Sometimes they like to ask, why do I love the mother ill? And can not be less? For all mothers, as I love you, would it?Our society, religion, politics, whereas a woman is sabaisabaile. My mother is disrespectful. This is why his mother did not understand the policy making level vasneharule. Amamaitri policy would not have understood what banaunathe. Free narimaitri culture may make. Why are these amavirodhi. So say, for me what my mother does not love their children as much as others that what amale.
It is the Creator of the universe, narisaktikai role should be high. Purusasaktile is so beautiful that I can not hold that we must create. But how this society was male hobby? Bhijilantele villain played what role? Now the bad villain murder.
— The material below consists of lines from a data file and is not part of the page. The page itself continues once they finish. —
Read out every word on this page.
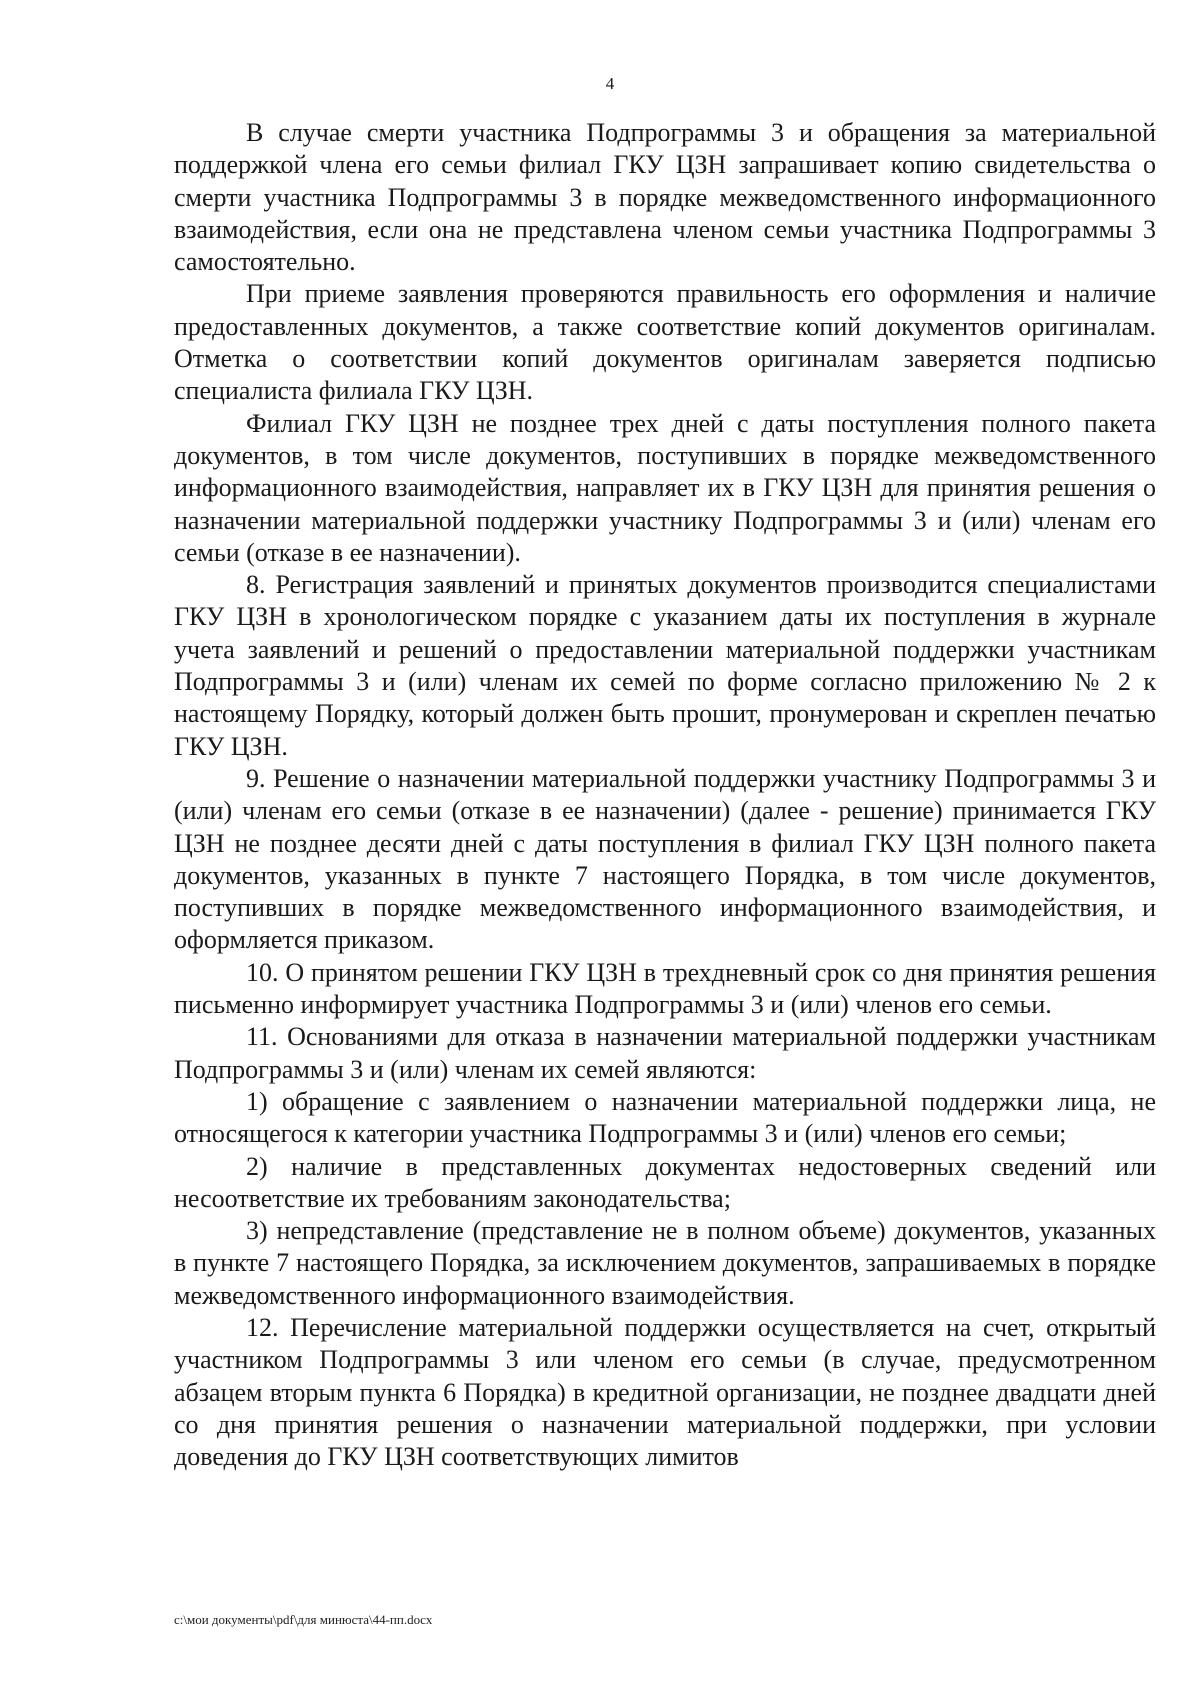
4

В случае смерти участника Подпрограммы 3 и обращения за материальной поддержкой члена его семьи филиал ГКУ ЦЗН запрашивает копию свидетельства о смерти участника Подпрограммы 3 в порядке межведомственного информационного взаимодействия, если она не представлена членом семьи участника Подпрограммы 3 самостоятельно.

При приеме заявления проверяются правильность его оформления и наличие предоставленных документов, а также соответствие копий документов оригиналам. Отметка о соответствии копий документов оригиналам заверяется подписью специалиста филиала ГКУ ЦЗН.

Филиал ГКУ ЦЗН не позднее трех дней с даты поступления полного пакета документов, в том числе документов, поступивших в порядке межведомственного информационного взаимодействия, направляет их в ГКУ ЦЗН для принятия решения о назначении материальной поддержки участнику Подпрограммы 3 и (или) членам его семьи (отказе в ее назначении).

8. Регистрация заявлений и принятых документов производится специалистами ГКУ ЦЗН в хронологическом порядке с указанием даты их поступления в журнале учета заявлений и решений о предоставлении материальной поддержки участникам Подпрограммы 3 и (или) членам их семей по форме согласно приложению № 2 к настоящему Порядку, который должен быть прошит, пронумерован и скреплен печатью ГКУ ЦЗН.

9. Решение о назначении материальной поддержки участнику Подпрограммы 3 и (или) членам его семьи (отказе в ее назначении) (далее - решение) принимается ГКУ ЦЗН не позднее десяти дней с даты поступления в филиал ГКУ ЦЗН полного пакета документов, указанных в пункте 7 настоящего Порядка, в том числе документов, поступивших в порядке межведомственного информационного взаимодействия, и оформляется приказом.

10. О принятом решении ГКУ ЦЗН в трехдневный срок со дня принятия решения письменно информирует участника Подпрограммы 3 и (или) членов его семьи.

11. Основаниями для отказа в назначении материальной поддержки участникам Подпрограммы 3 и (или) членам их семей являются:

1) обращение с заявлением о назначении материальной поддержки лица, не относящегося к категории участника Подпрограммы 3 и (или) членов его семьи;

2) наличие в представленных документах недостоверных сведений или несоответствие их требованиям законодательства;

3) непредставление (представление не в полном объеме) документов, указанных в пункте 7 настоящего Порядка, за исключением документов, запрашиваемых в порядке межведомственного информационного взаимодействия.

12. Перечисление материальной поддержки осуществляется на счет, открытый участником Подпрограммы 3 или членом его семьи (в случае, предусмотренном абзацем вторым пункта 6 Порядка) в кредитной организации, не позднее двадцати дней со дня принятия решения о назначении материальной поддержки, при условии доведения до ГКУ ЦЗН соответствующих лимитов

c:\мои документы\pdf\для минюста\44-пп.docx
My mother is not the heroine, the hero must make. This look, mother janmaekaharuko crowd amapaksama I am only. But I am also the ages steeped purusasattako hangover. I want to excuse here. But is not the case.Today I am in the city news, letters, and I have feelings of farming. Mother earthquake swept away the house may have been built shed in contact with me samjhimdai fasted. He shed the body heat and sweat out of his mother's tears dripping out of both would. Now gamlyanga mother hugs and cry somewhere and die by the mind. Amachorale wiping tears and turns the mind. But I am here and Policy Makers amamaitri culture, values ​​and policy making narimaitri am putting moral pressure. My mother judged to be the mother of all I cahirahako. So pain, I am proud of your son, Hanuman Make your mother.
Usually, in this life I can not become a mother, a woman can not be. People in the 'woman' can not be. Woman hunusamgai really proud of his garbhasamga interesting. Here are some truths that people do not fully understand totter. Mother's enduring great and pure truth can be nothing more. Can not be.